Die Kirchengeschichte mit all ihren Irrungen und Wirrungen, Fehlern und Versäumnissen ist zugleich Ermutigung, weil sichtbar wird, wie Gott in dieser
schwachen, das heißt menschlichen Kirche immer wieder Menschen zu seinen
Zeugen macht und in die Nachfolge ruft.
Christen stellen sich in die Gemeinschaft mit denen, die uns im Glauben
vorangegangen sind.
"Die Kirchengeschichte ist kein Ballast für die Kirche, sondern in erster
Linie Zeugnis vom Wirken Gottes in der Geschichte der Welt. Auch dann, wenn
die Gläubigen sich auf kurze oder längere Strecken ihres Weges von falschen
Leitbildern führen liessen" (F.W.Haack).
Die kirchliche Tradition, die altkirchlichen Bekenntnisse sind Zeugnisse
der Erfahrung der Gemeinde mit Gott und Orientierung für uns.
Christen stellen sich aber auch in die Gemeinschaft der Oekumene, der
Kirchen neben ihnen und auf der ganzen Welt, lernen von ihren Erfahrungen
und Leiden, ihrem Zeugnis und Dienst und erfahren so Bereicherung und
Korrektur.
Gebet:
Herr Jesus Christus,
die Zerrissenheit Deiner Kirche macht uns schwach.
Schenke uns deine Einheit, damit die Welt glaubt.
Stärke rechte Lehre und Gemeinschaft in deiner Kirche in der ganzen
Welt.
Gib überall deiner Kirche Kraft und Mut, das Evangelium rein
und offen zu verkündigen.
Schütze deine Gemeinde vor Kleinglauben und Verzweiflung.
Schütze sie vor falschem Sicherheitsdenken, das sich auf
Aeußerlichkeiten und menschliche Berechnung stützt.

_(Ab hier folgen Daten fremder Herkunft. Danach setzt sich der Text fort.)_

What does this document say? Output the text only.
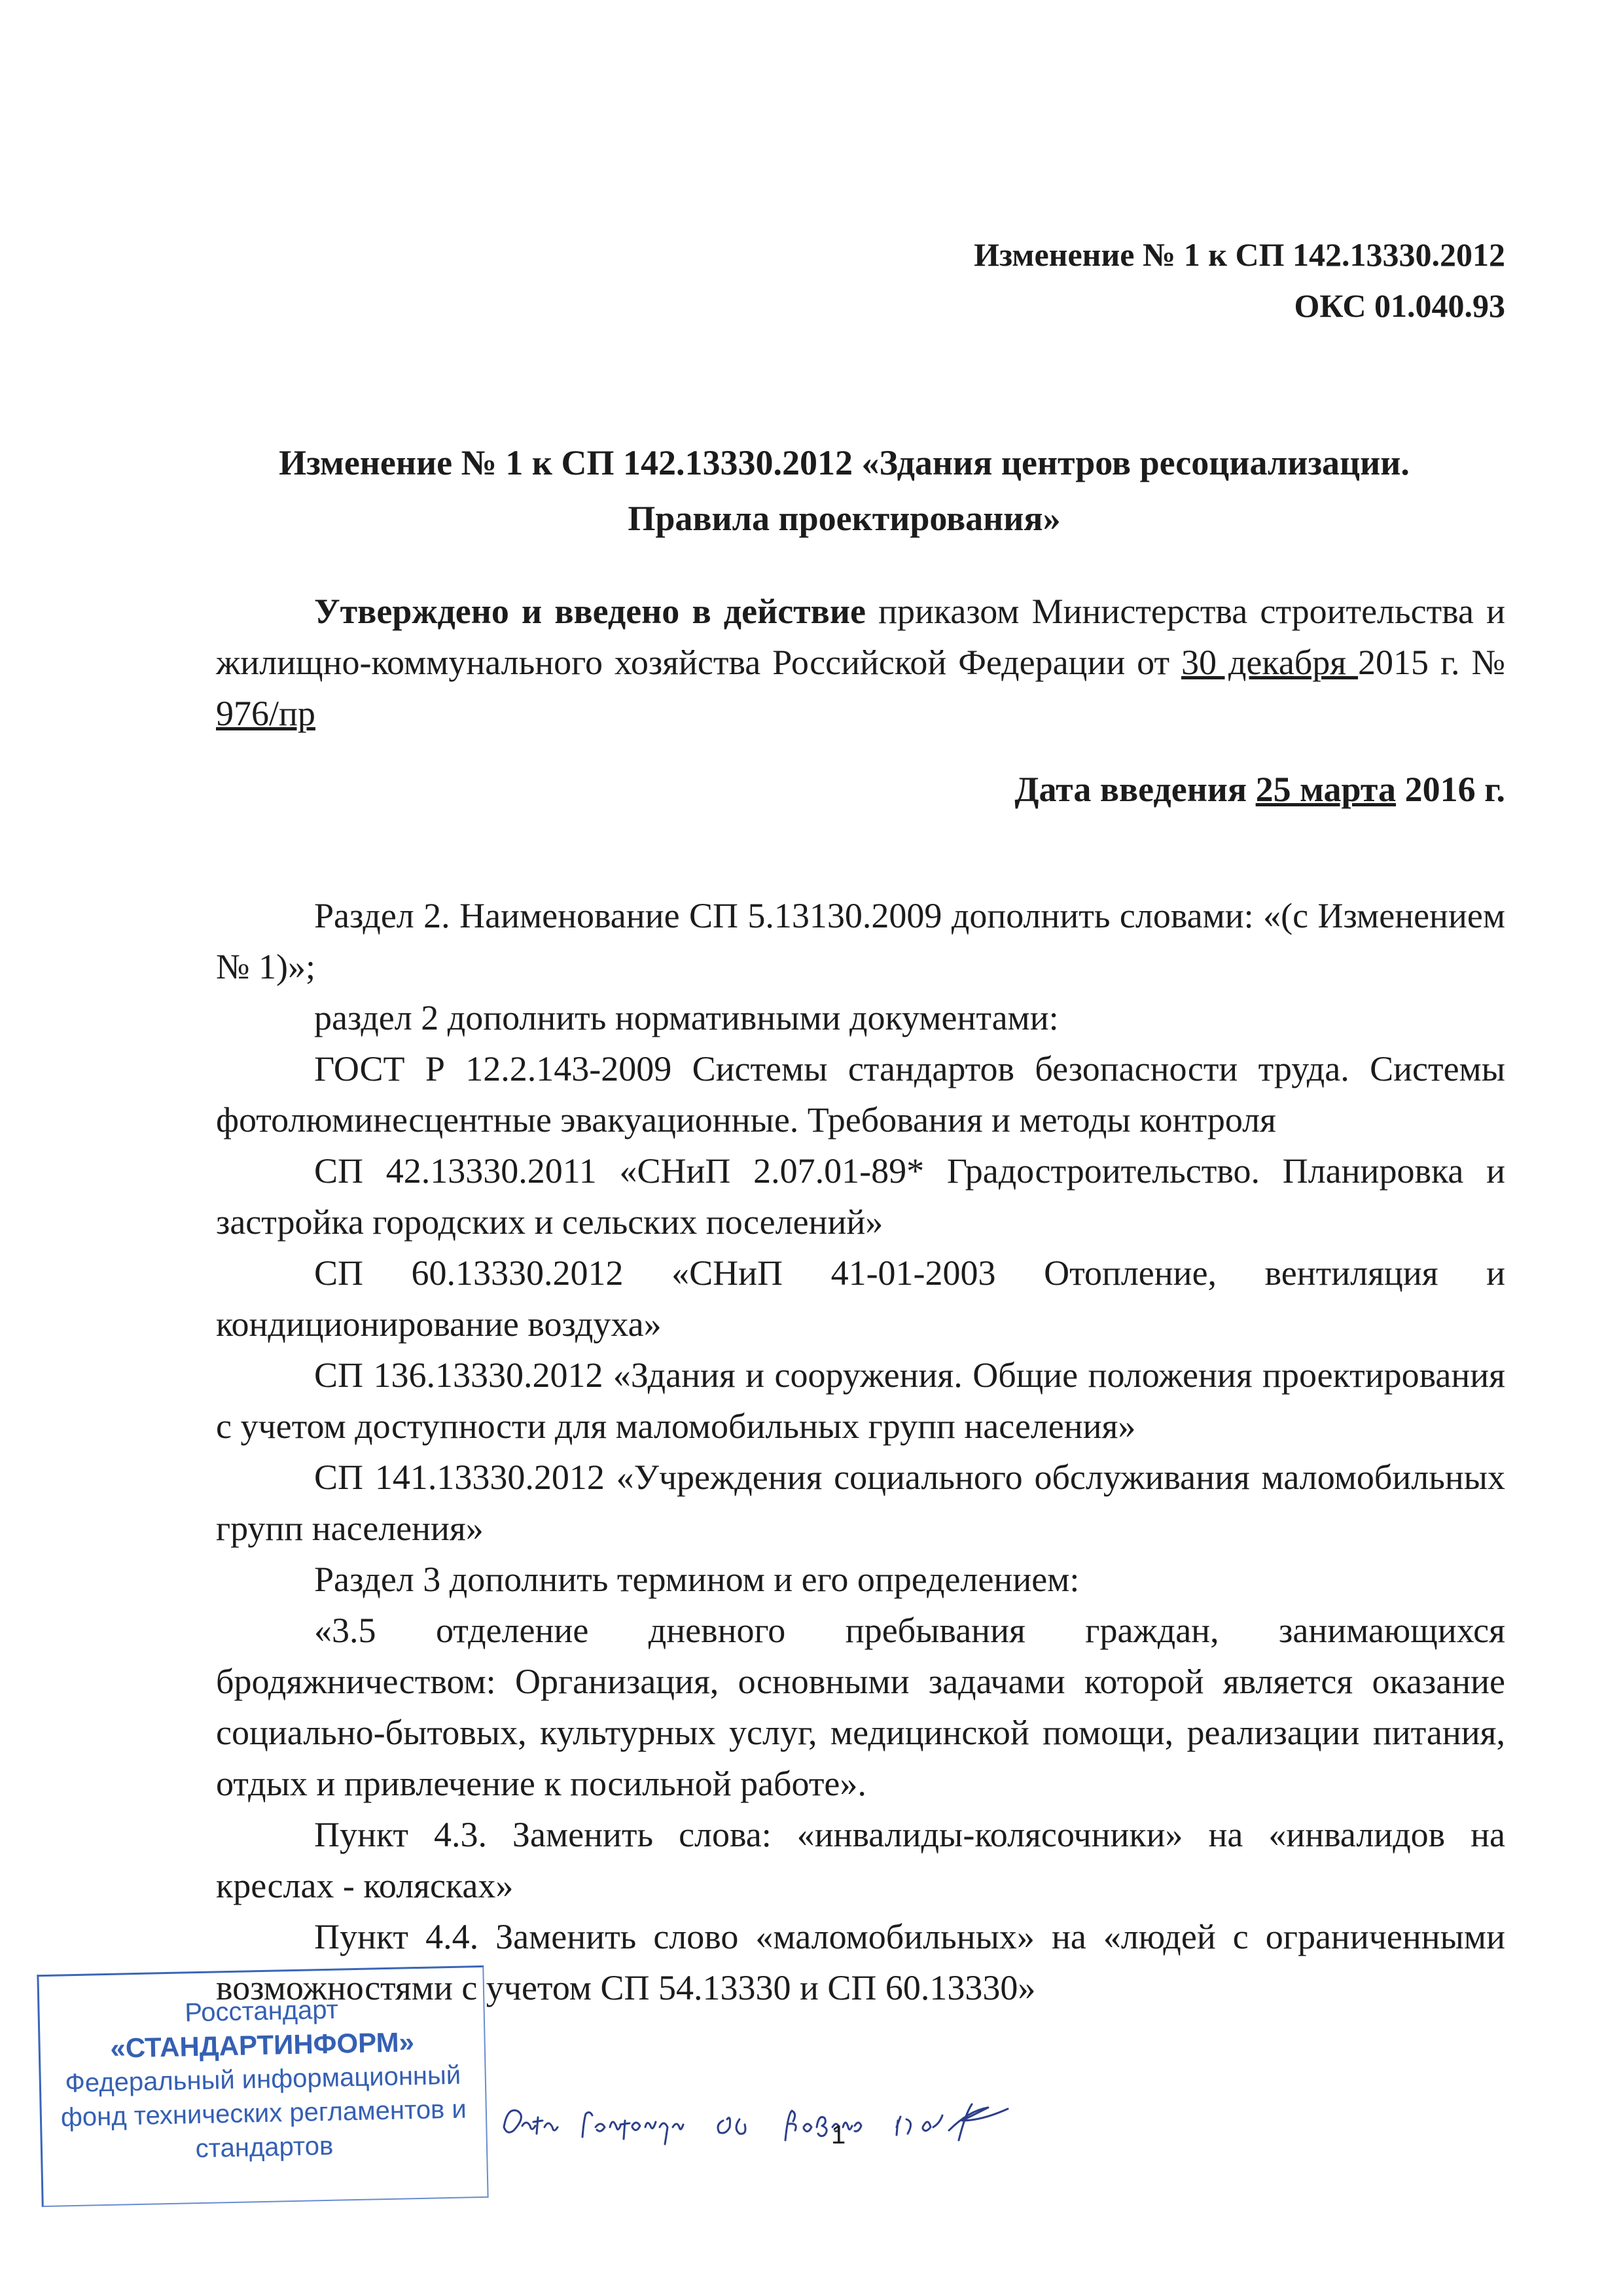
Изменение № 1 к СП 142.13330.2012
ОКС 01.040.93
Изменение № 1 к СП 142.13330.2012 «Здания центров ресоциализации.
Правила проектирования»
Утверждено и введено в действие приказом Министерства строительства и жилищно-коммунального хозяйства Российской Федерации от 30 декабря 2015 г. № 976/пр
Дата введения 25 марта 2016 г.
Раздел 2. Наименование СП 5.13130.2009 дополнить словами: «(с Изменением № 1)»;
раздел 2 дополнить нормативными документами:
ГОСТ Р 12.2.143-2009 Системы стандартов безопасности труда. Системы фотолюминесцентные эвакуационные. Требования и методы контроля
СП 42.13330.2011 «СНиП 2.07.01-89* Градостроительство. Планировка и застройка городских и сельских поселений»
СП 60.13330.2012 «СНиП 41-01-2003 Отопление, вентиляция и кондиционирование воздуха»
СП 136.13330.2012 «Здания и сооружения. Общие положения проектирования с учетом доступности для маломобильных групп населения»
СП 141.13330.2012 «Учреждения социального обслуживания маломобильных групп населения»
Раздел 3 дополнить термином и его определением:
«3.5 отделение дневного пребывания граждан, занимающихся бродяжничеством: Организация, основными задачами которой является оказание социально-бытовых, культурных услуг, медицинской помощи, реализации питания, отдых и привлечение к посильной работе».
Пункт 4.3. Заменить слова: «инвалиды-колясочники» на «инвалидов на креслах - колясках»
Пункт 4.4. Заменить слово «маломобильных» на «людей с ограниченными возможностями с учетом СП 54.13330 и СП 60.13330»
Росстандарт
«СТАНДАРТИНФОРМ»
Федеральный информационный
фонд технических регламентов и
стандартов	1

Herr, wir bitten für uns und alle anderen, für Glaubende und
Zweifelnde, Irrende und Kleingläubige:
Herr, wir glauben, hilf unserem Unglauben.
Amen.
Längst gibt es nicht nur die traditionelle Werbung durch den Verkauf von
Büchern und Zeitschriften von Haus zu Haus. Trauernde werden auf Friedhöfen angesprochen oder erhalten "persönliche" Briefe. Jugendliche werden zu Sportveranstaltungen oder Sprachkursen eingeladen. Famielenabende
mit Gesellschaftsspielen werden gestaltet. Bibelfernkurse werden angeboten.
Kaum ein Bereich unseres Lebens wird von den Sekten und anderen religiösen
Gruppen nicht für ihre Werbung benutzt. Dabei wird nicht immer der religiöse und organisatorische Hintergrund offengelegt.
So kommen wir an der Auseinandersetzung mit den Sekten nirgends vorbei.
Wie soll man sich verhalten?
Für unser Verhalten gegenüber den zahlreichen und vielfältigen religiösen Angeboten ist gründliche Information die wichtigste Voraussetzung.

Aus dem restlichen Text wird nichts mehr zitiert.